Comme Mark Galardo, d’Air Canada, Cynthia Qian, de la faculté de médecine de l’Université de Montréal, et François Lafortune, de Diagram Ventures, Kathy Baig figure dans le « Canada’s Top 40 Under 40 2019 », un concours qui récompense les gens de moins de 40 ans qui se démarquent dans différents domaines. Quatre questions à la présidente de l’Ordre des ingénieurs du Québec (OIQ) qui, avant ses 40 printemps, a mis de l’ordre à l’Ordre.

En 2016, pourquoi être devenue présidente de l’OIQ, alors que la profession vivait des remous ?
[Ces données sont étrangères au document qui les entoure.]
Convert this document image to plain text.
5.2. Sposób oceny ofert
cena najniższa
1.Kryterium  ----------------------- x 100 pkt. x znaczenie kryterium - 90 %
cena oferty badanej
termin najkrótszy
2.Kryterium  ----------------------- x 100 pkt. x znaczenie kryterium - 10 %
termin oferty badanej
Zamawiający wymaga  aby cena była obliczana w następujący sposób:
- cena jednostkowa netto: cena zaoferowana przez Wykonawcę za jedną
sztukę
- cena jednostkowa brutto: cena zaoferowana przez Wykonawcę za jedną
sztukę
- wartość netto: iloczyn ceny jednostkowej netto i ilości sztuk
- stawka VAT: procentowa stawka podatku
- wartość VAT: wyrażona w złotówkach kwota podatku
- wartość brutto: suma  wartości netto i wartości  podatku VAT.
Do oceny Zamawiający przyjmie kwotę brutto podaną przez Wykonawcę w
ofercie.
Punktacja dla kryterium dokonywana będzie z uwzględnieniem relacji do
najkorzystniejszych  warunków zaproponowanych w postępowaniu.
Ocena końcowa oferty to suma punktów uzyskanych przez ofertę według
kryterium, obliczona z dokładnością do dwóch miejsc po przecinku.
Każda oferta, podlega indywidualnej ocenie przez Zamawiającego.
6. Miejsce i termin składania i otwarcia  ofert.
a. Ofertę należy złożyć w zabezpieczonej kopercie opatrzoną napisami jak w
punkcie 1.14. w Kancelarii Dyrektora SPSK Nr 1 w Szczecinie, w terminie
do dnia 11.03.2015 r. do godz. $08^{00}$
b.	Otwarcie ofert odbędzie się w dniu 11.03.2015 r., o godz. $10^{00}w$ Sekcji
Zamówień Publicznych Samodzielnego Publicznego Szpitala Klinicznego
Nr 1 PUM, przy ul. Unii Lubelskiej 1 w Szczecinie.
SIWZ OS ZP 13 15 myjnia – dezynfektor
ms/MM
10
Cette position est exigeante, mais j’aime ça, car il y a de vrais défis. En 2016, je les voyais, ces défis. Sceptiques, certains me disaient : « Es-tu sûre que tu veux prendre le poste ? Tu vas être le cinquième président en trois ans. » J’ai pleuré de joie en décrochant le titre. Deux semaines plus tard, quand le gouvernement nous a mis sous tutelle, j’ai à nouveau pleuré, mais pas de joie. J’ai pris un week-end pour réfléchir à ce que j’allais faire. Il y avait des enjeux de gouvernance, des enquêtes. Des enjeux avec le C.A., les membres, les médias. Ça fusait de partout. En revenant au bureau, j’ai dit : « Je ne veux plus entendre : “On nous a mis sous tutelle.” »

Deux ans et demi plus tard, le gouvernement a reconnu nos efforts.

Que signifie la distinction Top 40 Under 40 dans un tel contexte ?

Je prends cette reconnaissance pour l’Ordre qui a vécu une crise de confiance. On a travaillé très fort pour s’en sortir. Ce fut une période difficile. On a mis en place un plan rigoureux, ambitieux, mais atteignable. La mobilisation des employés s’est améliorée. On a augmenté de 35 % la cotisation des membres pour augmenter nos ressources humaines et financières. On a fait une tournée pour répondre aux questions des membres pour qu’ils comprennent ce qu’on allait faire avec cet argent. Toutes les cibles ont été atteintes. Je pense au nombre d’enquêtes en cours qui se chiffrait à 600.

Beaucoup de dossiers ouverts s’étaient accumulés. On a formé des gens pour les prendre en charge. On est ainsi revenu à environ 240, un niveau normal, et ce, sans bâcler d’enquêtes. Aussi, ça nous prenait en moyenne plus de 36 mois pour terminer une enquête et déposer les dossiers d’une plainte disciplinaire, alors qu’il faut être en bas de 12.

Qu’est-ce que l’initiative « 30 en 30 » à laquelle vous êtes attachée ?

Elle vient d’Ingénieurs Canada et vise un taux de 30 % de nouvelles ingénieures au Québec d’ici 2030. Le conseil m’a demandé d’être une champion [représentante] de ce dossier ici. Il n’y a que 15 % de femmes parmi nos 65 000 membres. La réalité dans les autres provinces est sensiblement la même, le pourcentage allant de 13 % à 21 %. J’ai donc créé un groupe de travail, il y a un an et demi. Faisons un diagnostic. Découvrons où cibler pour qu’on ait le plus d’impact et trouvons les raisons pour lesquelles les jeunes femmes sont moins attirées par cette profession. Plusieurs points sont apparus.

Le manque de modèles féminins, notamment. On a jugé qu’il valait mieux faire comprendre la profession par des femmes ambassadrices dès l’école secondaire. J’ai fait le tour du Québec pour recruter des ambassadrices.

Rapidement, 350 se sont manifestées. Mais encore faut-il les placer dans les écoles, qu’on prépare les présentations, qu’on mette toute une logistique en place. On veut que le programme prenne son envol en octobre.

Quels sont les prochains chantiers de l’OIQ ?

L’Ordre aura 100 ans le 14 février 2020. On commencera à le souligner dès septembre. On a notamment un projet de valorisation de la profession. On va aussi vers un changement d’image de marque. Notre logo date de 1989. Aussi, il y a la modernisation de la Loi sur les ingénieurs, qui date de 1964. Elle reflète plus les génies classiques (mécanique, civil), moins ceux qui ont émergé depuis, tels logiciel, informatique, biomédical et de l’environnement. Trois projets de révision sont morts au feuilleton ces dernières années à cause d’élections. La CAQ a été efficace pour prioriser notre projet. On a espoir d’aller en commission à l’automne. Présentement, on est en consultation avec nos membres pour préparer un mémoire.